En ce premier jour d'août il faisait bon. Ni trop chaud, ni trop froid. Le Père Gontran en profita pour faire une ballade, cette fois il n'irait pas sous le grand arbre près de la place du marché mais au lavoir. Pas qu'il avait du linge à y nettoyer, non, et même si il en avait eu il n'aurait pas été capable de le porter jusque là et de le frotter.
Il vint ici pour raconter une de ses histoires aux jeunes filles qu'il trouverait sur place. De plus l'endroit était fort agréable, entendre le bruit des flots et l'eau s'écouler entre les rochers était bien plus reposant que les cris des enfants à qui il contait généralement ses récits.

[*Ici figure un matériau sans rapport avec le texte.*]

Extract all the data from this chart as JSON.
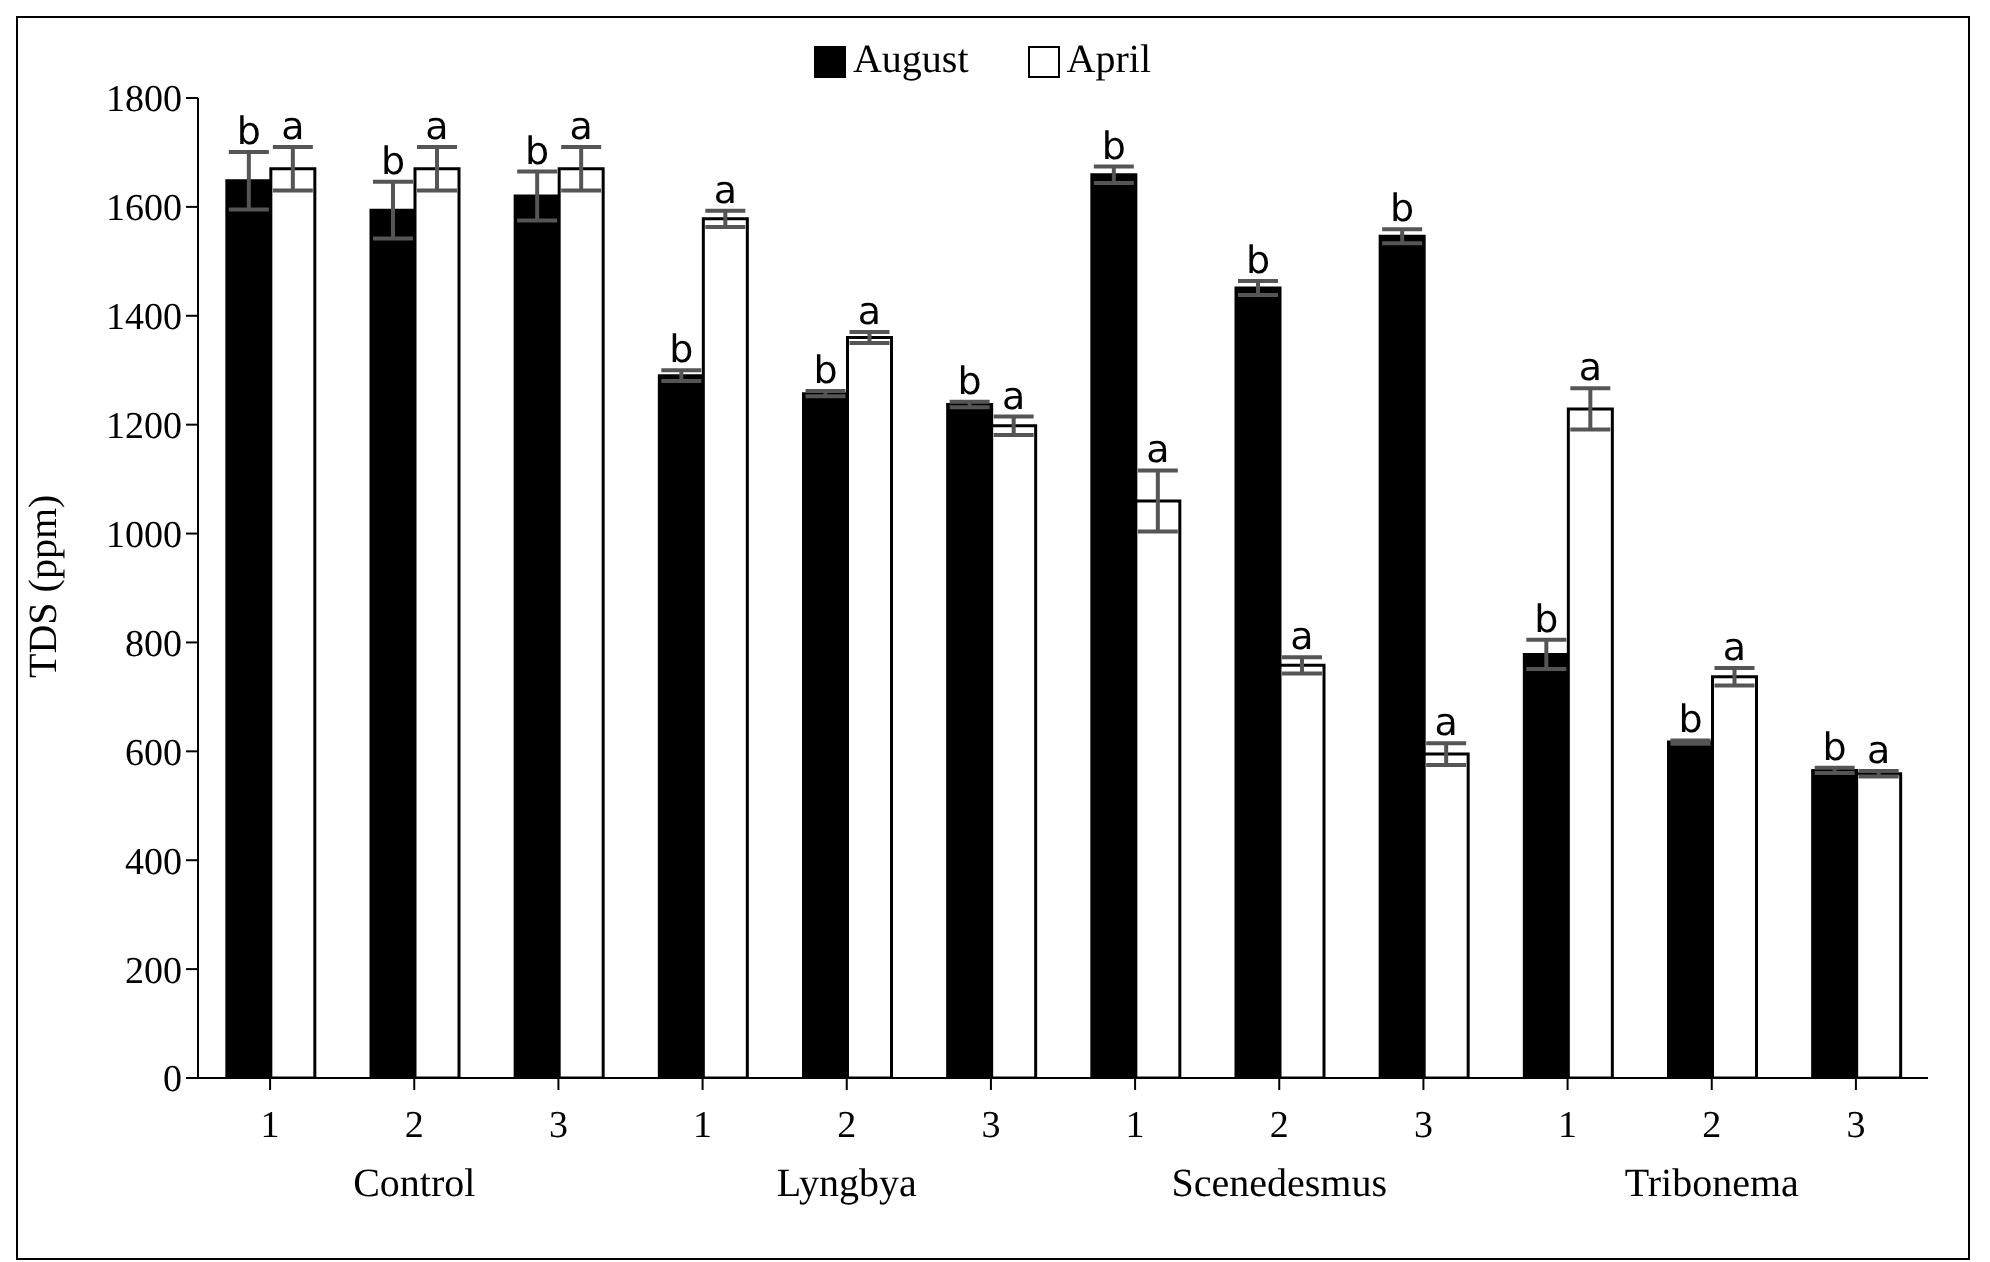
{
  "chart_data": {
    "type": "bar",
    "ylabel": "TDS (ppm)",
    "categories": [
      "1",
      "2",
      "3",
      "1",
      "2",
      "3",
      "1",
      "2",
      "3",
      "1",
      "2",
      "3"
    ],
    "annotations": [
      "Control",
      "Lyngbya",
      "Scenedesmus",
      "Tribonema"
    ],
    "series": [
      {
        "name": "August",
        "color": "#000000",
        "values": [
          1648,
          1594,
          1620,
          1290,
          1257,
          1237,
          1659,
          1451,
          1546,
          778,
          617,
          565
        ],
        "errors": [
          53,
          52,
          45,
          10,
          5,
          5,
          15,
          13,
          13,
          27,
          3,
          5
        ],
        "value_labels": [
          "b",
          "b",
          "b",
          "b",
          "b",
          "b",
          "b",
          "b",
          "b",
          "b",
          "b",
          "b"
        ]
      },
      {
        "name": "April",
        "color": "#ffffff",
        "values": [
          1670,
          1670,
          1670,
          1578,
          1360,
          1198,
          1060,
          758,
          595,
          1229,
          737,
          559
        ],
        "errors": [
          40,
          40,
          40,
          15,
          10,
          17,
          56,
          15,
          20,
          38,
          16,
          5
        ],
        "value_labels": [
          "a",
          "a",
          "a",
          "a",
          "a",
          "a",
          "a",
          "a",
          "a",
          "a",
          "a",
          "a"
        ]
      }
    ],
    "ylim": [
      0,
      1800
    ],
    "yticks": [
      0,
      200,
      400,
      600,
      800,
      1000,
      1200,
      1400,
      1600,
      1800
    ],
    "grid": false,
    "legend": "top"
  }
}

Il prit donc place sur une grosse pièrre et observait les dames pendant leur besogne. L'une d'elle se retourna et fit un signe de tête aux autres, pour sûr elles le prenaient pour un vicieux. Ce diable de vieil Auguste, son acolyte de toujours, était certainement venu épier ces dames il n'y a pas encore si longtemps.

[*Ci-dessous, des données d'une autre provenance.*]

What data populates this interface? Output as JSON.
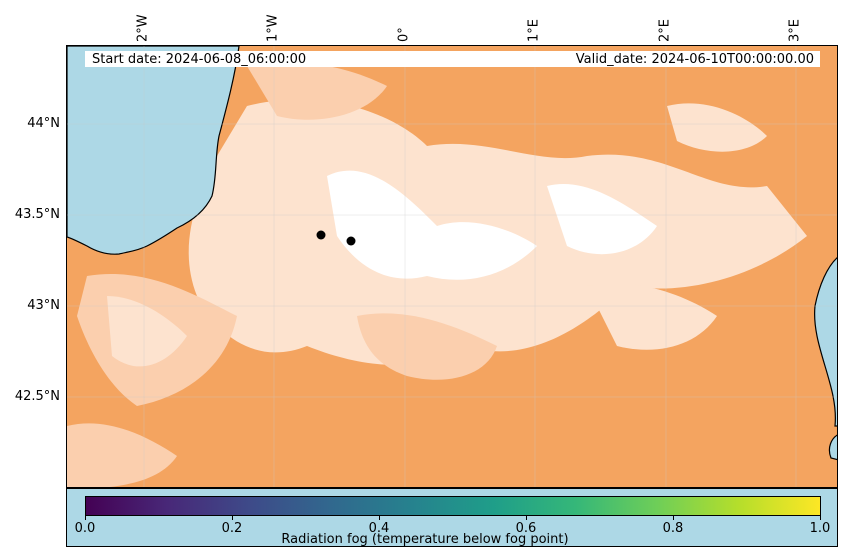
{
  "map": {
    "start_date": "Start date: 2024-06-08_06:00:00",
    "valid_date": "Valid_date: 2024-06-10T00:00:00.00",
    "lon_labels": [
      "2°W",
      "1°W",
      "0°",
      "1°E",
      "2°E",
      "3°E"
    ],
    "lat_labels": [
      "44°N",
      "43.5°N",
      "43°N",
      "42.5°N"
    ],
    "colors": {
      "sea": "#add8e6",
      "fog_zero": "#f4a460",
      "fog_light": "#fde3cf",
      "fog_mid": "#fbcfae",
      "coast": "#000000",
      "marker": "#000000"
    },
    "markers": [
      {
        "name": "station-marker-1"
      },
      {
        "name": "station-marker-2"
      }
    ],
    "gridlines": true
  },
  "colorbar": {
    "label": "Radiation fog (temperature below fog point)",
    "ticks": [
      "0.0",
      "0.2",
      "0.4",
      "0.6",
      "0.8",
      "1.0"
    ],
    "range": [
      0.0,
      1.0
    ],
    "colormap": "viridis"
  }
}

D'un signe de la main il tempera leur colère et il se mit à narrer son hisoire:
"Connaissez-vous les lavandières de nuit??
Ce sont des lavandières qui n'apparaissent que la nuit près des eaux mortes ou des lavoirs comme celui-ci. Elles manifestent leur présence par des chants et des coups de battoir sur le linge mouillé. Leur rencontre est toujours de mauvaise augure, et présage souvent une mort imminente".
Les dames regardaient le Père Gontran d'un oeil inquièt.
"Contrairement aux fées de l'eau qui viennent faire leur lessive au bord des rivières, et obtiennent un linge si pur qu'on le dit "blanc comme le linge des fées", aux sirènes qui blanchissent leur linge dans l'écume de la mer, les lavandières de nuit sont des créatures aux instincts morbides dont il vaut mieux se garder. Il s'agit le plus souvent de sorcières, de mortes qui n'ont pas été ensevelies dans un linceul propre -c'est pour cela qu'elles reviennent la nuit pour le laver- ou de fantômes revenu sur terre pour expier un châtiment.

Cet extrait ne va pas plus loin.